Four years after the first “Masters of the Earth” report, the grabbing of land to the detriment of the original peoples and the most vulnerable communities has continued with the same intensity, if not greater.
If in 2018 we denounced in the pages of that first Report how agribusiness concentrated 88 million hectares of land in its hands, in 2020 this phenomenon reached and exceeded 93 million hectares, snatched from local populations and countries and handed over to an “extractivist” system that is bringing our planet to a point of no return.
“A phenomenon that did not stop with Covid-19, local communities denounce it and the murders perpetrated against rights defenders, we remember Luca Attanasio, the Italian ambassador murdered in Congo who had spent so much for international cooperation , and the 331 indigenous leaders killed in 2020 ”.

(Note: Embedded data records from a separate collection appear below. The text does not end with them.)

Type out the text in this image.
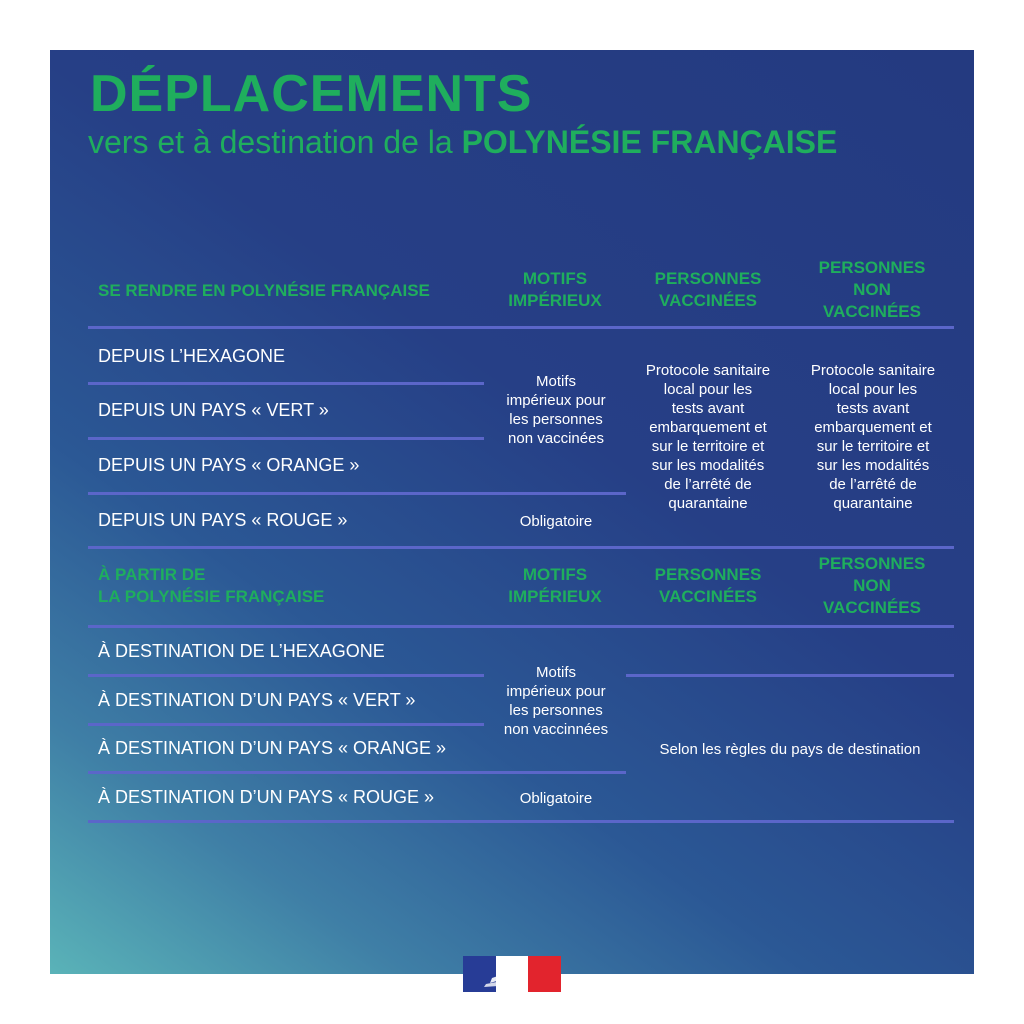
DÉPLACEMENTS
vers et à destination de la POLYNÉSIE FRANÇAISE
SE RENDRE EN POLYNÉSIE FRANÇAISE
MOTIFS
IMPÉRIEUX
PERSONNES
VACCINÉES
PERSONNES
NON
VACCINÉES
DEPUIS L’HEXAGONE
DEPUIS UN PAYS « VERT »
DEPUIS UN PAYS « ORANGE »
DEPUIS UN PAYS « ROUGE »
Motifs
impérieux pour
les personnes
non vaccinées
Obligatoire
Protocole sanitaire
local pour les
tests avant
embarquement et
sur le territoire et
sur les modalités
de l’arrêté de
quarantaine
Protocole sanitaire
local pour les
tests avant
embarquement et
sur le territoire et
sur les modalités
de l’arrêté de
quarantaine
À PARTIR DE
LA POLYNÉSIE FRANÇAISE
MOTIFS
IMPÉRIEUX
PERSONNES
VACCINÉES
PERSONNES
NON
VACCINÉES
À DESTINATION DE L’HEXAGONE
À DESTINATION D’UN PAYS « VERT »
À DESTINATION D’UN PAYS « ORANGE »
À DESTINATION D’UN PAYS « ROUGE »
Motifs
impérieux pour
les personnes
non vaccinnées
Obligatoire
Selon les règles du pays de destination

The proposed analysis is based on Land Matrix data, the international site that collects information on contracts for the sale and rental of large tracts of land for the exploitation of resources.
In view of the United Nations Pre-Summit on food systems, hosted by the Italian Government, which will be held in Rome from 26 to 28 July 2021, the report presented, “intends to address the persistent phenomenon of land grabbing to the detriment of the communities of peasants and indigenous peoples. Food systems must focus on the true custodians of the earth, of our common home, who are the main producers who feed the impoverished peoples of the world ”.
Land grabbing and growing inequalities affect the most vulnerable and economically fragile communities and weigh even more on women, girls and girls, crushed by patriarchal societies and centuries-old traditions of discrimination.
The United Nations Pre-Summit on Food Systems will pave the way for the final global event in September by bringing together different actors from all over the world in order to leverage the power of food systems to make progress on all 17 Sustainable Development Goals (OSS).